Lo peor era esa lluvia fina y plomiza que lo recubría todo de tristeza: ese manojo de huesos que tenía que poner en movimiento cada mañana, esa pesadumbre continua que me dejaba sin fuerzas, y ese color gris del que de repente se había teñido la vida. Dejé de reír, ya no hacía bromas, me convertí en un tipo taciturno.

«Tener éxito es perseverar en el fracaso. Hay que permanecer en la noche, confiar y continuar trabajando»

Mientras todo esto sucedía (así es la vida), impartía conferencias en las más diversas instituciones civiles y eclesiásticas sobre las virtudes de la meditación en silencio y sobre sus frutos y beneficios. Tuve que publicar un libro titulado Entusiasmo para hundirme en una depresión. Tuve que estar en la noche más negra para escribir Biografía de la luz. La batalla contra el monstruo no la vencemos normalmente hasta que está a punto de devorarnos. Hemos de llegar a ese extremo, o al menos muy cerca de ese extremo. Es penoso tener que sufrir tan larga e intensamente, pero a la paz del corazón suele llegarse en medio de un gran pánico, cuando parece que ya no lo soportarás más.
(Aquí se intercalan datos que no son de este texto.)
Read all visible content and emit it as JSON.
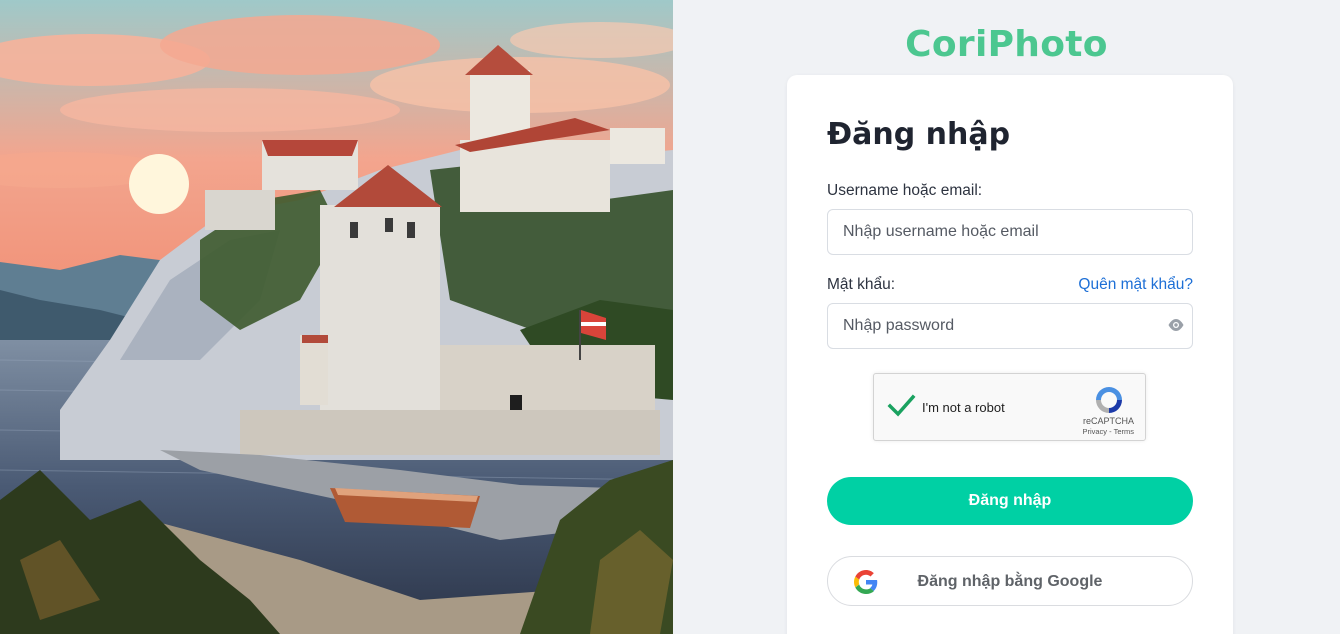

De pronto, en medio de esas tinieblas, te das cuenta de que has dado el salto. Hablar de salto, como del resto de todo lo demás, es, desde luego, una metáfora. Quiero decir que perseveré y continué sentándome a meditar cada mañana, aunque no hubiera pegado ojo. Y que continué escribiendo, aunque todas mis palabras me parecieran absurdas e infantiles. Yo estuve ahí, me mantuve aguantando mi propia estupidez. Aprendiendo a poner la espalda recta. La espalda es, por supuesto, una metáfora. Quizá haya sido para mí –‍y lo siga siendo–‍ la gran metáfora en la que leer la historia de mi cuerpo y de mi alma, que son la misma. Hay que permanecer en la noche, confiar y continuar trabajando. Sólo así se abre el día.

El trabajo no es otro que el de mantenerse en la confianza. Tener éxito –‍hoy lo sé–‍ es perseverar en el fracaso. De dónde se sacan fuerzas para ello es un misterio. Algo –‍Alguien–‍ me sostuvo. Me abandoné. Bajé los brazos y me rendí. Todo estaba a punto de comenzar, pero yo no lo sabía…

Ninguno de mis esfuerzos por la luz se ha malogrado, todos ellos han contribuido a que de pronto, milagrosamente, se desatara el nudo que me apretaba en mi interior. De pronto, estaba en la luz; en un instante había descubierto que el monstruo es una ficción y que lo único real es la luz. Es de esto de lo que, en última instancia, he querido hablar en este libro.


Este es un fragmento de ‘Biografía de la luz’ (Galaxia Gutenberg), de Pablo d’Ors.